Page MenuHomePhabricator

Mediawiki History: moves counted twice in Revision
Open, NormalPublic

Description

While attempting to vet cu_changes data against mediawiki history, I hit a problem. Page moves, triggered either by the renaming of a page, move-over-redirect, user renames, and so on, are logged in the revision table as two edits. One on the old page and one on the new page. These then count towards active editors, and sometimes if the pages are in namespace 0, they count towards "content" active editors.

I'm not sure how the latter is handled in Wikistats 1.0, but the counting of these makes it very hard to reconcile data automatically against what I'm seeing in the cu_changes table. Because all moves are logged there with cuc_type = 3, but so are other things such as abuse filter triggers, etc. So there's no way to selectively include data from cu_changes to match data from revision.

Also, it's kind of a problem that these actions count twice even though they're just one action. Maybe this helps explain some of the data discrepancies that @JAllemandou was having? Either way, a closer look at this would benefit both datasets. For now, I will only include cuc_type in (0, 1) and so the editor numbers for geowiki will be considerably lower than those from mediawiki_history and Wikistats 2.

Event Timeline

Restricted Application added a subscriber: Aklapper. · View Herald TranscriptMar 6 2018, 7:27 PM

Super interesting finding !!!
Let's discuss what to do with that.

Nuria added a subscriber: Nuria.Mar 6 2018, 8:09 PM

and so the editor numbers for geowiki will be considerably lower than those from mediawiki_history and Wikistats 2.

The number of edits might change but not the number of editors. Right?

Milimetric added a comment.EditedMar 6 2018, 8:35 PM

and so the editor numbers for geowiki will be considerably lower than those from mediawiki_history and Wikistats 2.

The number of edits might change but not the number of editors. Right?

Both would change, for example editors whose only edits are these kinds of moves. But I should've been more clear, geowiki counts editors who do X edits, where X is 1, 5, 100, etc. So the 1 case might not change that much, but the 5 case and 100 case have significant differences from the queries I did, that's why I looked at it more carefully.

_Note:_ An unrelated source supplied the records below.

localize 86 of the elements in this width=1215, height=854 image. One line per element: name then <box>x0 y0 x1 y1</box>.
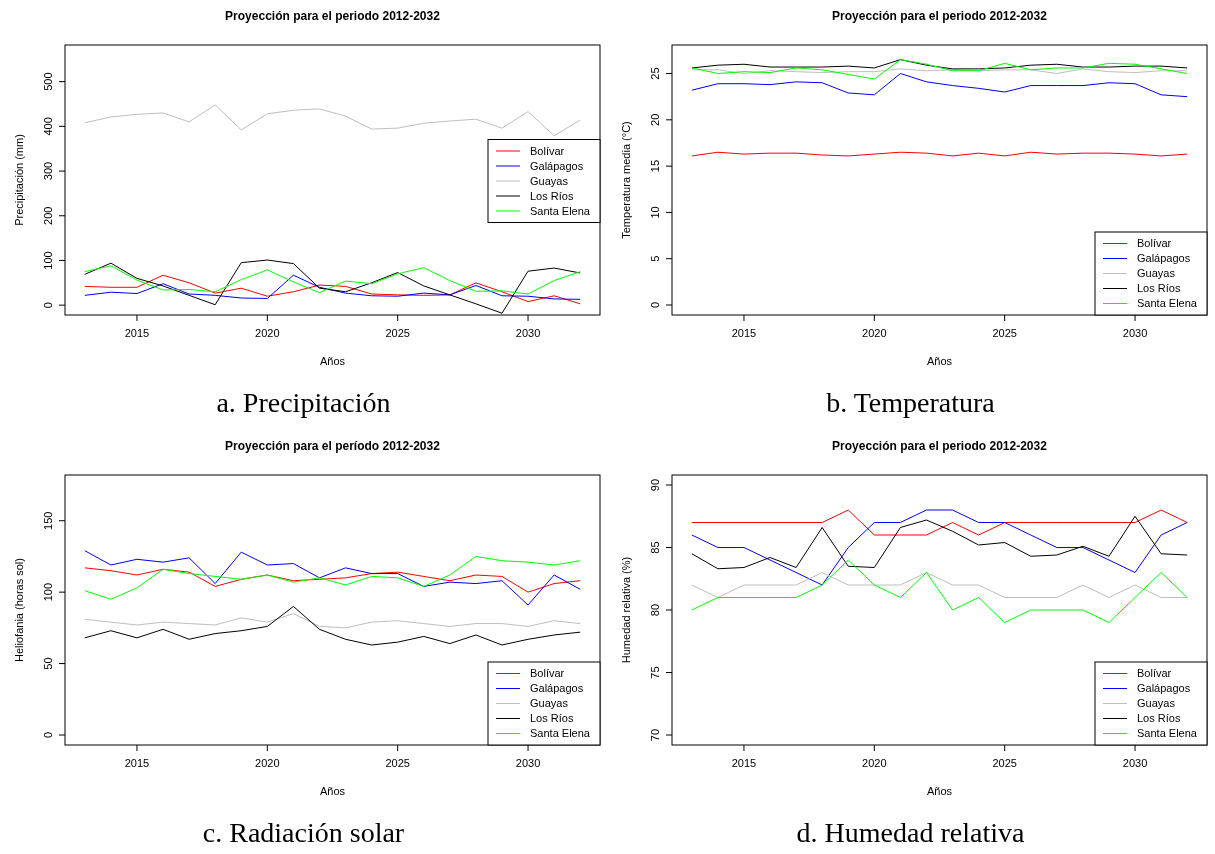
legend-label: Los Ríos <box>530 189 574 202</box>
legend-label: Guayas <box>530 174 569 187</box>
y-tick-label: 90 <box>649 478 661 492</box>
legend-label: Santa Elena <box>1137 727 1198 740</box>
line-series <box>84 104 581 137</box>
y-tick-label: 5 <box>649 255 661 262</box>
x-tick-label: 2020 <box>862 757 887 769</box>
legend-label: Bolívar <box>530 667 565 680</box>
legend-label: Galápagos <box>1137 682 1191 695</box>
line-series <box>691 73 1188 98</box>
text: b. Temperatura <box>826 387 996 418</box>
y-tick-label: 10 <box>649 206 661 219</box>
x-tick-label: 2025 <box>992 327 1017 339</box>
line-series <box>84 567 581 593</box>
x-tick-label: 2025 <box>992 757 1017 769</box>
x-tick-label: 2030 <box>515 327 541 339</box>
legend-label: Los Ríos <box>1137 712 1181 725</box>
x-axis-title: Años <box>926 785 953 797</box>
legend-label: Santa Elena <box>530 727 591 740</box>
legend-label: Bolívar <box>1137 237 1172 250</box>
x-tick-label: 2020 <box>255 327 280 339</box>
y-tick-label: 300 <box>42 161 54 181</box>
legend-label: Los Ríos <box>530 712 574 725</box>
legend-label: Guayas <box>1137 267 1176 280</box>
y-tick-label: 25 <box>649 67 661 80</box>
x-axis-title: Años <box>926 355 953 367</box>
text: c. Radiación solar <box>202 817 405 848</box>
y-axis-title: Humedad relativa (%) <box>620 556 632 664</box>
y-tick-label: 400 <box>42 117 54 136</box>
chart-title: Proyección para el período 2012-2032 <box>225 439 441 453</box>
y-tick-label: 0 <box>42 731 54 739</box>
y-axis-title: Precipitación (mm) <box>13 134 25 226</box>
line-series <box>84 555 581 600</box>
legend-label: Bolívar <box>1137 667 1172 680</box>
y-tick-label: 200 <box>42 206 54 225</box>
y-axis-title: Temperatura media (°C) <box>620 121 632 239</box>
line-series <box>84 265 581 295</box>
y-tick-label: 80 <box>649 603 661 617</box>
y-tick-label: 0 <box>42 302 54 309</box>
x-tick-label: 2015 <box>124 757 150 769</box>
y-tick-label: 75 <box>649 666 661 679</box>
line-series <box>691 59 1188 70</box>
x-tick-label: 2030 <box>515 757 541 769</box>
x-tick-label: 2025 <box>385 757 410 769</box>
x-axis-title: Años <box>319 785 346 797</box>
y-axis-title: Heliofania (horas sol) <box>13 558 25 662</box>
legend-label: Los Ríos <box>1137 282 1181 295</box>
x-tick-label: 2020 <box>862 327 887 339</box>
legend-label: Guayas <box>1137 697 1176 710</box>
x-tick-label: 2015 <box>731 757 757 769</box>
line-series <box>84 613 581 629</box>
text: d. Humedad relativa <box>796 817 1025 848</box>
legend-label: Galápagos <box>530 682 584 695</box>
line-series <box>84 605 581 646</box>
y-tick-label: 0 <box>649 301 661 309</box>
x-tick-label: 2015 <box>124 327 150 339</box>
y-tick-label: 500 <box>42 72 54 91</box>
x-tick-label: 2020 <box>255 757 280 769</box>
legend-label: Bolívar <box>530 144 565 157</box>
y-tick-label: 100 <box>42 251 54 270</box>
legend-label: Galápagos <box>1137 252 1191 265</box>
y-tick-label: 150 <box>42 511 54 530</box>
legend-label: Guayas <box>530 697 569 710</box>
line-series <box>691 559 1188 623</box>
y-tick-label: 100 <box>42 582 54 602</box>
legend-label: Santa Elena <box>1137 297 1198 310</box>
y-tick-label: 70 <box>649 728 661 742</box>
chart-title: Proyección para el periodo 2012-2032 <box>225 9 441 23</box>
line-series <box>691 59 1188 80</box>
x-tick-label: 2030 <box>1122 327 1148 339</box>
y-tick-label: 15 <box>649 159 661 173</box>
chart-title: Proyección para el periodo 2012-2032 <box>832 439 1048 453</box>
line-series <box>691 515 1188 570</box>
x-tick-label: 2030 <box>1122 757 1148 769</box>
line-series <box>691 509 1188 586</box>
legend-label: Santa Elena <box>530 204 591 217</box>
y-tick-label: 20 <box>649 113 661 126</box>
y-tick-label: 50 <box>42 657 54 670</box>
x-tick-label: 2015 <box>731 327 757 339</box>
chart-title: Proyección para el periodo 2012-2032 <box>832 9 1048 23</box>
line-series <box>84 550 581 606</box>
x-axis-title: Años <box>319 355 346 367</box>
text: a. Precipitación <box>216 387 391 418</box>
legend-label: Galápagos <box>530 159 584 172</box>
x-tick-label: 2025 <box>385 327 410 339</box>
y-tick-label: 85 <box>649 541 661 554</box>
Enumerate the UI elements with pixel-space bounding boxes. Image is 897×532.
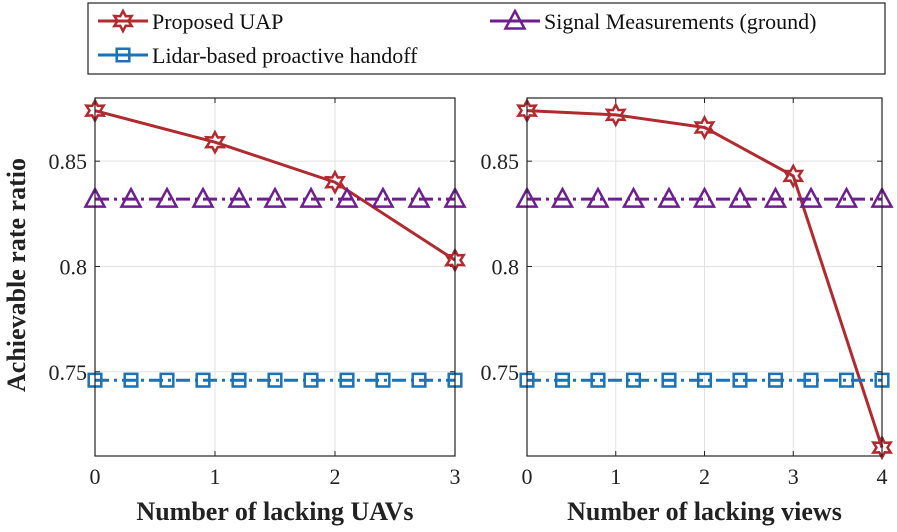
data-point-square: [803, 372, 819, 388]
series-lidar-based-proactive-handoff: [519, 372, 890, 388]
data-point-square: [874, 372, 890, 388]
x-tick-label: 2: [330, 464, 341, 489]
data-point-triangle: [227, 186, 251, 208]
series-signal-measurements-ground: [83, 186, 467, 208]
legend-marker-square: [115, 47, 131, 63]
data-point-triangle: [407, 186, 431, 208]
data-point-square: [447, 372, 463, 388]
x-tick-label: 1: [610, 464, 621, 489]
x-tick-label: 0: [522, 464, 533, 489]
data-point-square: [696, 372, 713, 388]
data-point-square: [267, 372, 283, 388]
data-point-hexagram: [871, 434, 893, 461]
series-signal-measurements-ground: [515, 186, 894, 208]
legend-marker-triangle: [503, 8, 527, 30]
x-tick-label: 2: [699, 464, 710, 489]
data-point-triangle: [263, 186, 287, 208]
y-axis-label: Achievable rate ratio: [2, 158, 31, 392]
series-lidar-based-proactive-handoff: [87, 372, 463, 388]
data-point-triangle: [299, 186, 323, 208]
legend-label-lidar: Lidar-based proactive handoff: [152, 43, 418, 68]
data-point-square: [625, 372, 642, 388]
data-point-square: [732, 372, 748, 388]
data-point-square: [339, 372, 355, 388]
x-tick-label: 1: [210, 464, 221, 489]
data-point-square: [590, 372, 606, 388]
data-point-hexagram: [324, 169, 346, 195]
data-point-hexagram: [693, 114, 716, 141]
data-point-square: [159, 372, 175, 388]
data-point-square: [231, 372, 247, 388]
data-point-triangle: [119, 186, 143, 208]
series-line: [526, 109, 884, 449]
x-tick-label: 0: [90, 464, 101, 489]
y-tick-label: 0.85: [481, 149, 520, 174]
legend: Proposed UAP Signal Measurements (ground…: [87, 2, 886, 75]
y-tick-label: 0.8: [492, 254, 520, 279]
legend-label-proposed: Proposed UAP: [152, 9, 283, 34]
data-point-hexagram: [204, 129, 226, 155]
series-line: [94, 109, 456, 262]
data-point-square: [554, 372, 571, 388]
data-point-triangle: [155, 186, 179, 208]
data-point-square: [411, 372, 427, 388]
data-point-triangle: [586, 186, 610, 208]
data-point-square: [767, 372, 784, 388]
right-plot: 0 1 2 3 4 0.75 0.8 0.85 Number of lacking views: [481, 97, 894, 526]
data-point-square: [661, 372, 677, 388]
y-tick-label: 0.85: [49, 149, 88, 174]
data-point-triangle: [728, 186, 752, 208]
x-axis-label: Number of lacking UAVs: [136, 497, 413, 526]
data-point-triangle: [799, 186, 823, 208]
data-point-square: [375, 372, 391, 388]
data-point-square: [123, 372, 139, 388]
legend-item-lidar: Lidar-based proactive handoff: [98, 43, 418, 68]
y-tick-label: 0.8: [60, 254, 88, 279]
legend-item-signal: Signal Measurements (ground): [490, 8, 817, 34]
data-point-triangle: [763, 186, 788, 208]
data-point-square: [838, 372, 855, 388]
axes-frame: [526, 97, 883, 457]
data-point-square: [195, 372, 211, 388]
data-point-square: [519, 372, 535, 388]
y-tick-label: 0.75: [481, 360, 520, 385]
data-point-triangle: [335, 186, 359, 208]
data-point-triangle: [371, 186, 395, 208]
x-tick-label: 4: [877, 464, 888, 489]
axes-frame: [94, 97, 456, 457]
data-point-square: [303, 372, 319, 388]
data-point-triangle: [657, 186, 681, 208]
legend-marker-hexagram: [112, 8, 134, 34]
legend-item-proposed: Proposed UAP: [98, 8, 283, 34]
left-plot: 0 1 2 3 0.75 0.8 0.85 Number of lacking UAVs: [49, 97, 467, 526]
data-point-triangle: [834, 186, 859, 208]
data-point-triangle: [550, 186, 575, 208]
plot-area: [95, 98, 455, 456]
data-point-triangle: [621, 186, 646, 208]
series-proposed-uap: [516, 97, 893, 461]
x-axis-label: Number of lacking views: [567, 497, 842, 526]
data-point-square: [87, 372, 103, 388]
data-point-hexagram: [782, 163, 805, 189]
legend-label-signal: Signal Measurements (ground): [544, 9, 817, 34]
data-point-triangle: [191, 186, 215, 208]
x-tick-label: 3: [450, 464, 461, 489]
data-point-triangle: [692, 186, 717, 208]
x-tick-label: 3: [788, 464, 799, 489]
data-point-hexagram: [604, 102, 627, 128]
y-tick-label: 0.75: [49, 360, 88, 385]
legend-box: [87, 2, 886, 75]
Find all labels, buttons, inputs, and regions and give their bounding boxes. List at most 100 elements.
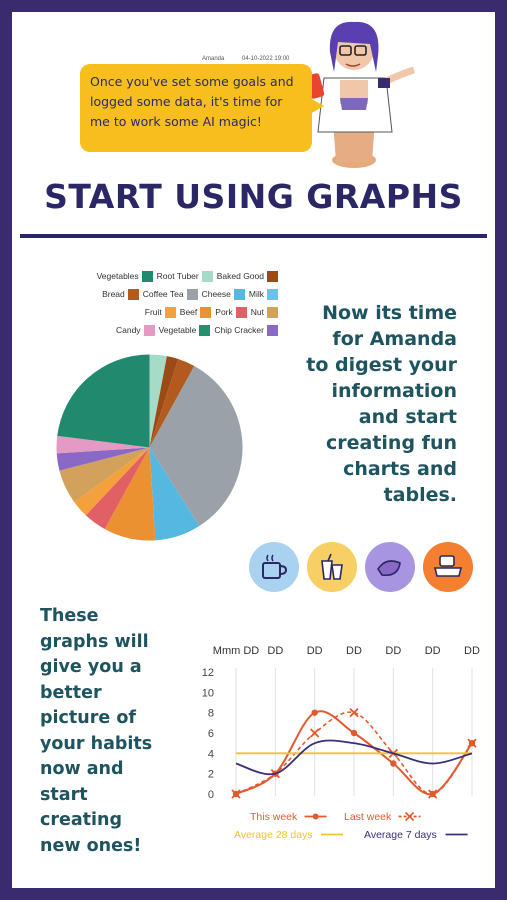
- legend-swatch: [235, 306, 247, 318]
- pie-slice: [56, 435, 150, 454]
- last-week-point: [310, 728, 320, 738]
- drinks-icon: [307, 542, 357, 592]
- legend-label: Root Tuber: [156, 271, 199, 281]
- pie-slice: [149, 447, 200, 541]
- pie-slice: [149, 359, 195, 448]
- last-week-point: [349, 708, 359, 718]
- legend-item: Pork: [215, 306, 247, 318]
- this-week-point: [390, 760, 397, 767]
- legend-label: Vegetable: [158, 325, 197, 335]
- legend-item: Root Tuber: [156, 270, 213, 282]
- intro-line: to digest your: [306, 354, 457, 376]
- amanda-avatar: [310, 21, 415, 168]
- legend-item: Milk: [248, 288, 278, 300]
- pie-slice: [56, 447, 150, 471]
- pie-slice: [149, 366, 243, 527]
- legend-swatch: [127, 288, 139, 300]
- y-tick-label: 10: [202, 687, 214, 699]
- legend-label: Candy: [115, 325, 141, 335]
- pie-chart: [56, 354, 243, 541]
- y-tick-label: 0: [208, 789, 214, 801]
- intro-paragraph: Now its time for Amanda to digest your info…: [267, 300, 457, 508]
- pie-slice: [59, 447, 150, 503]
- this-week-point: [311, 709, 318, 716]
- legend-item: Chip Cracker: [214, 324, 278, 336]
- page-title: START USING GRAPHS: [44, 177, 463, 216]
- habits-line: better: [40, 682, 102, 703]
- legend-swatch: [267, 270, 278, 282]
- legend-swatch: [201, 270, 213, 282]
- line-legend-label: This week: [250, 811, 298, 823]
- message-timestamp: 04-10-2022 19:00: [242, 56, 290, 62]
- legend-label: Milk: [248, 289, 264, 299]
- legend-row: Bread Coffee Tea Cheese Milk: [28, 285, 278, 303]
- line-chart: 0 2 4 6 8 10 12 Mmm DD DD DD DD DD DD DD This week Last…: [202, 645, 480, 841]
- intro-line: creating fun: [326, 432, 457, 454]
- intro-line: tables.: [383, 484, 457, 506]
- x-tick-label: DD: [385, 645, 401, 657]
- last-week-point: [231, 789, 241, 799]
- legend-label: Vegetables: [96, 271, 139, 281]
- poster: Amanda 04-10-2022 19:00 Once you've set …: [12, 12, 495, 888]
- series-line-avg-7: [235, 739, 473, 776]
- habits-line: new ones!: [40, 835, 142, 856]
- habits-line: picture of: [40, 708, 136, 728]
- legend-item: Fruit: [144, 306, 176, 318]
- intro-line: charts and: [343, 458, 457, 480]
- habits-line: start: [40, 784, 88, 805]
- y-tick-label: 6: [208, 728, 214, 740]
- legend-item: Baked Good: [217, 270, 278, 282]
- legend-item: Candy: [115, 324, 155, 336]
- speaker-name: Amanda: [202, 56, 225, 62]
- legend-row: Vegetables Root Tuber Baked Good: [28, 267, 278, 285]
- last-week-point: [467, 738, 477, 748]
- x-tick-label: Mmm DD: [213, 645, 259, 657]
- line-legend-label: Average 28 days: [234, 829, 313, 841]
- habits-line: now and: [40, 759, 124, 779]
- intro-line: information: [331, 380, 457, 402]
- legend-item: Beef: [179, 306, 212, 318]
- habits-line: your habits: [40, 733, 153, 754]
- habits-line: creating: [40, 810, 123, 830]
- legend-item: Nut: [250, 306, 278, 318]
- legend-swatch: [141, 270, 153, 282]
- legend-swatch: [233, 288, 245, 300]
- legend-item: Bread: [102, 288, 139, 300]
- habits-line: graphs will: [40, 631, 149, 652]
- pie-slice: [104, 447, 156, 541]
- legend-swatch: [267, 288, 278, 300]
- legend-item: Coffee Tea: [143, 288, 198, 300]
- legend-label: Nut: [250, 307, 264, 317]
- line-legend-marker: [405, 811, 415, 822]
- legend-swatch: [143, 324, 155, 336]
- food-icons-row: [249, 542, 479, 598]
- food-container-icon: [423, 542, 473, 592]
- y-tick-label: 12: [202, 667, 214, 679]
- pie-slice: [85, 447, 150, 529]
- last-week-point: [428, 789, 438, 799]
- legend-label: Fruit: [144, 307, 162, 317]
- speech-text: Once you've set some goals and logged so…: [90, 74, 294, 129]
- legend-label: Pork: [215, 307, 233, 317]
- pie-slice: [149, 354, 167, 448]
- y-tick-label: 8: [208, 708, 214, 720]
- x-tick-label: DD: [267, 645, 283, 657]
- legend-swatch: [267, 324, 278, 336]
- y-tick-label: 2: [208, 769, 214, 781]
- legend-label: Cheese: [201, 289, 231, 299]
- legend-label: Beef: [179, 307, 198, 317]
- habits-paragraph: These graphs will give you a better picture …: [40, 604, 200, 859]
- x-tick-label: DD: [425, 645, 441, 657]
- legend-swatch: [200, 306, 212, 318]
- legend-item: Cheese: [201, 288, 245, 300]
- line-legend-label: Last week: [344, 811, 392, 823]
- x-tick-label: DD: [307, 645, 323, 657]
- line-legend-marker: [312, 813, 319, 820]
- legend-row: Candy Vegetable Chip Cracker: [28, 321, 278, 339]
- legend-item: Vegetable: [158, 324, 211, 336]
- pie-slice: [57, 354, 150, 448]
- this-week-point: [350, 729, 358, 737]
- x-tick-label: DD: [346, 645, 362, 657]
- legend-swatch: [164, 306, 176, 318]
- coffee-cup-icon: [249, 542, 299, 592]
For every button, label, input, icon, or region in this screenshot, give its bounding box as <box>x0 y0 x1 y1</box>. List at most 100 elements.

For future reference, here are some example queries that look at the different datasets:

-- NOTE: inserting into geowiki_daily filters out bots
 select count(*)
   from (select user_id_or_ip
           from geowiki_daily
          where wiki_db = 'rowiki'
            and month='2018-02'
          group by user_id_or_ip
         having sum(edit_count) >= 5
        ) active_editors
;

-- NOTE: counts revisions on deleted pages which is fine because cu_changes is not updated
 select if(event_user_is_anonymous, event_user_text, event_user_id) user_id_or_ip

   from wmf.mediawiki_history

  where event_entity = 'revision'
    and event_type = 'create'
    and event_timestamp between '2018-02-01 00:00:00' and '2018-03-01 00:00:00'
    and wiki_db = 'rowiki'
    and snapshot = '2018-02'
    and not array_contains(event_user_groups, 'bot')
    and not event_user_is_bot_by_name

  group by if(event_user_is_anonymous, event_user_text, event_user_id)
 having count(*) >= 5
  order by user_id_or_ip
  limit 10000
;

-- NOTE: this is where I first saw a discrepancy of "move-related" revisions being logged with cuc_type = 3, more editors show up with this query therefore:
 select user_id_or_ip
   from (select if(rev_user = 0, rev_user_text, rev_user) as user_id_or_ip,
                count(*) edits
           from revision
          where rev_timestamp between '20180201000000' and '20180301000000'
          group by if(rev_user = 0, rev_user_text, rev_user)

          union all

         select if(ar_user = 0, ar_user_text, ar_user) as user_id_or_ip,
                count(*) edits
           from archive
          where ar_timestamp between '20180201000000' and '20180301000000'
          group by if(ar_user = 0, ar_user_text, ar_user)
        ) editors
            left join
        user_groups         on ug_user = user_id_or_ip
                            and ug_group = 'bot'

  where ug_user is null
  group by user_id_or_ip
 having sum(edits) >= 5
;
*/
mforns triaged this task as Normal priority.Apr 19 2018, 4:53 PM
mforns added a subscriber: mforns.Mar 11 2019, 3:59 PM

@JAllemandou @Milimetric Was something done in this regard, during data quality work?

IMO this issue is not data-quality as in a problem in the dataset generation, but rather a problem of data-semantics and how we interpret our data. By this I mean the effort on data quality we made this quarter is not related to this issue.

@JAllemandou @Milimetric
(grosking) Should we then add some documentation in regards to that?

mforns raised the priority of this task from Normal to Needs Triage.Mar 25 2019, 5:32 PM
mforns triaged this task as Normal priority.